Why people are irrational and stupid. Part 1
So this is the first in what I hope will be a regular feature on this blog highlighting some paradoxes and thought experiments that show that people are not very good at thinking rationally. I hope to convince you that people really do suck at probabilistic reasoning and sometimes even simple logical reasoning fails. This is motivated partly by misanthropy- I think people are stupid. And partly by my fascination with these kinds of puzzles. A third motivation is that I think epistemology based on rational degrees of belief (Subjective Bayesianism for example) is flawed. Particularly in cases like quantum mechanics. But more of that in a later post. For now I’ll stick to the Monty Hall problem.

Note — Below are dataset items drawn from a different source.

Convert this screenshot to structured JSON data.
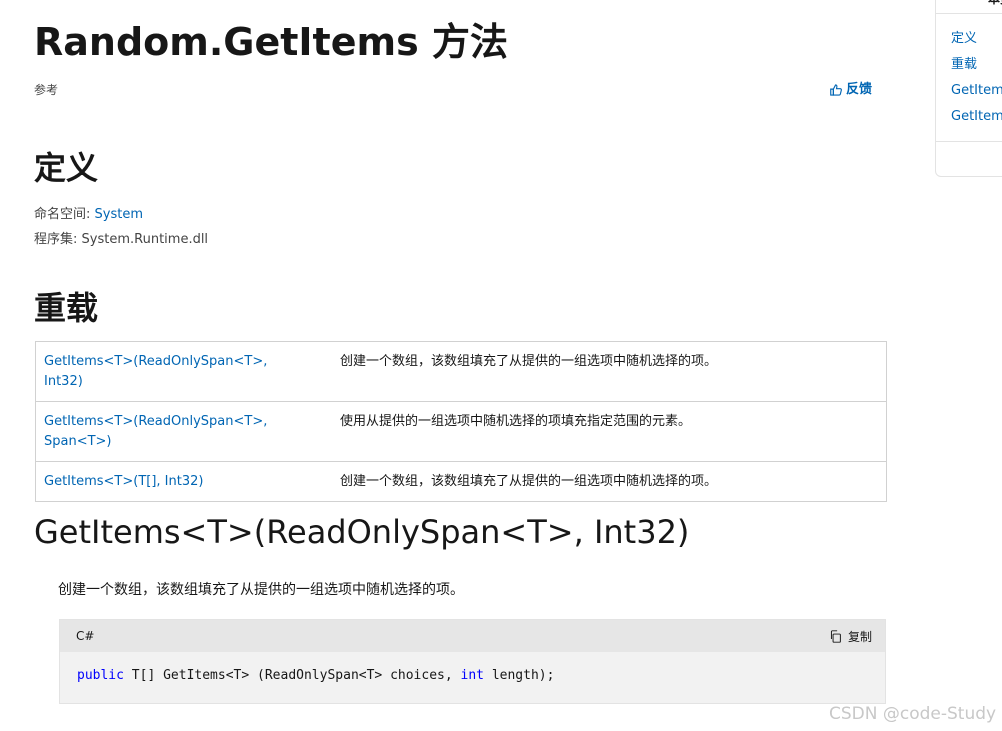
{
  "page": {
    "title": "Random.GetItems 方法",
    "reference_label": "参考",
    "feedback_label": "反馈"
  },
  "definition": {
    "heading": "定义",
    "namespace_label": "命名空间:",
    "namespace_value": "System",
    "assembly_label": "程序集:",
    "assembly_value": "System.Runtime.dll"
  },
  "overloads": {
    "heading": "重载",
    "rows": [
      {
        "signature": "GetItems<T>(ReadOnlySpan<T>, Int32)",
        "description": "创建一个数组，该数组填充了从提供的一组选项中随机选择的项。"
      },
      {
        "signature": "GetItems<T>(ReadOnlySpan<T>, Span<T>)",
        "description": "使用从提供的一组选项中随机选择的项填充指定范围的元素。"
      },
      {
        "signature": "GetItems<T>(T[], Int32)",
        "description": "创建一个数组，该数组填充了从提供的一组选项中随机选择的项。"
      }
    ]
  },
  "section": {
    "heading": "GetItems<T>(ReadOnlySpan<T>, Int32)",
    "description": "创建一个数组，该数组填充了从提供的一组选项中随机选择的项。"
  },
  "code_block": {
    "language": "C#",
    "copy_label": "复制",
    "tokens": {
      "kw_public": "public",
      "part1": " T[] GetItems<T> (ReadOnlySpan<T> choices, ",
      "kw_int": "int",
      "part2": " length);"
    }
  },
  "toc": {
    "header": "本页",
    "items": [
      "定义",
      "重载",
      "GetItems",
      "GetItems"
    ]
  },
  "watermark": "CSDN @code-Study",
  "colors": {
    "link": "#0065b3",
    "keyword": "#0101fd",
    "code_bg": "#f2f2f2",
    "code_header_bg": "#e6e6e6"
  }
}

Monty offers you three doors- A,B and C. Behind one door is a car and behind the other two doors are goats. The idea is to pick the door with the car behind it because then you win the car. But if you don’t want a car, or you do want a goat, imagine that behind one door is something you really do want and behind the other two doors are things you don’t want. Like one door could be a treasure chest full of gold doubloons and behind the other two doors are scurvy. Or behind one door is cake and behind the other two doors is death. Or behind one door is Hans Christian Andersen’s The little mermaid and behind the other two doors is Katie Price’s Mermaids and Pirates. Behind one door is Battleship Potemkin and the other two doors the Pokemon movie. You get the idea.
So you pick a door. WLOG assume you picked door A. Monty now opens one of the other two doors and reveals a goat (scurvy, whatever). Now, you are offered the chance to swap doors. Should you swap doors? The answer is that yes you should. The probability of your winning a car by swapping doors is higher than if you stick with your original door. That does seem a little counter-intuitive, does it not? Surely once one of the goat doors has been revealed, there are two doors remaining and one has a car behind it. 50-50? If you are thinking that, then you are irrational and stupid. That’s not how to think about it.

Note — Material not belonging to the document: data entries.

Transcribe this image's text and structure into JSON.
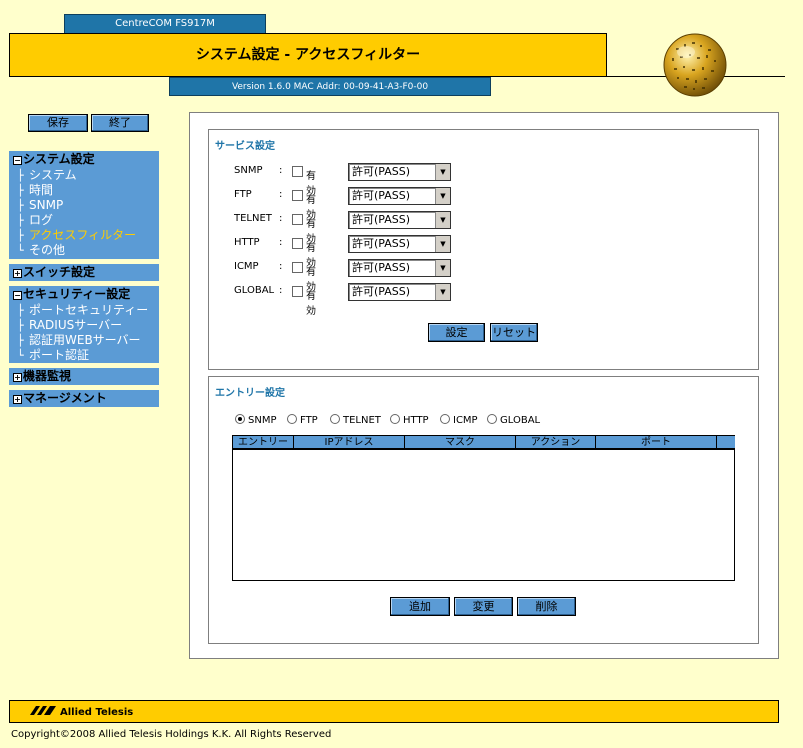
{
  "header": {
    "model": "CentreCOM FS917M",
    "title": "システム設定 - アクセスフィルター",
    "version_info": "Version 1.6.0 MAC Addr: 00-09-41-A3-F0-00"
  },
  "sidebar": {
    "save_label": "保存",
    "exit_label": "終了",
    "groups": [
      {
        "label": "システム設定",
        "expander": "−",
        "items": [
          {
            "label": "システム"
          },
          {
            "label": "時間"
          },
          {
            "label": "SNMP"
          },
          {
            "label": "ログ"
          },
          {
            "label": "アクセスフィルター",
            "active": true
          },
          {
            "label": "その他"
          }
        ]
      },
      {
        "label": "スイッチ設定",
        "expander": "+"
      },
      {
        "label": "セキュリティー設定",
        "expander": "−",
        "items": [
          {
            "label": "ポートセキュリティー"
          },
          {
            "label": "RADIUSサーバー"
          },
          {
            "label": "認証用WEBサーバー"
          },
          {
            "label": "ポート認証"
          }
        ]
      },
      {
        "label": "機器監視",
        "expander": "+"
      },
      {
        "label": "マネージメント",
        "expander": "+"
      }
    ]
  },
  "service": {
    "title": "サービス設定",
    "enable_label": "有効",
    "rows": [
      {
        "name": "SNMP",
        "enabled": false,
        "action": "許可(PASS)"
      },
      {
        "name": "FTP",
        "enabled": false,
        "action": "許可(PASS)"
      },
      {
        "name": "TELNET",
        "enabled": false,
        "action": "許可(PASS)"
      },
      {
        "name": "HTTP",
        "enabled": false,
        "action": "許可(PASS)"
      },
      {
        "name": "ICMP",
        "enabled": false,
        "action": "許可(PASS)"
      },
      {
        "name": "GLOBAL",
        "enabled": false,
        "action": "許可(PASS)"
      }
    ],
    "set_label": "設定",
    "reset_label": "リセット"
  },
  "entry": {
    "title": "エントリー設定",
    "protocols": [
      "SNMP",
      "FTP",
      "TELNET",
      "HTTP",
      "ICMP",
      "GLOBAL"
    ],
    "selected_protocol": "SNMP",
    "columns": [
      "エントリー",
      "IPアドレス",
      "マスク",
      "アクション",
      "ポート"
    ],
    "rows": [],
    "add_label": "追加",
    "change_label": "変更",
    "delete_label": "削除"
  },
  "footer": {
    "logo_text": "Allied Telesis",
    "copyright": "Copyright©2008 Allied Telesis Holdings K.K. All Rights Reserved"
  },
  "colors": {
    "background": "#ffffcc",
    "accent_blue": "#1f75a8",
    "menu_blue": "#5b9bd5",
    "title_yellow": "#ffcc00",
    "active_item": "#ffcc00"
  }
}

Think about it this way- 2/3 of the time, the first door you pick, door A, will have a goat behind it. In those circumstances, one of door B or C will have the car (doubloons etc) behind it. So Monty won’t be able to open that door, he’ll have to open the other one. Which means switching will give you the car door. That happens 2/3 of the time… So you should always switch.
To make this even clearer, imagine there are 100 doors. 99% of the time you pick a goat door. Now Monty opens 98 goat doors. To leave you with your door and one other door remaining. So switching doors will net you a car 99% of the time.
There are two strategies. Either always switch or never switch. (OK, there are strategies where you randomly switch with probability p, but trust me setting p = 1 is optimal…) So two options. If you decide to never switch, you get the car 1/3 of the time – those times you pick the right door first time. Always switching, you’d think, would get you the car at least 50% of the time. In fact it’s even better than that. It gets you the car 2/3 of the time. Because if the only strategies are switch or don’t switch, and the only outcomes are win or don’t win; if one strategy wins 1/3 of the time, the other strategy has to win the other two thirds of the time.
Why isn’t it 50%? Because having Monty open a door tells you more about the door you haven’t picked than it does about the door you have picked. If you still aren’t convinced and think it is still 1/2, I suggest we meet up and simulate the game with playing cards, or play the card version of Bertrand’s box paradox. For money. I promise you, if we play for long enough, I will be able to buy myself a car with the money I swindle out of you. Except that I can’t drive. So I’d be looking to buy a chest full of gold. YARRR.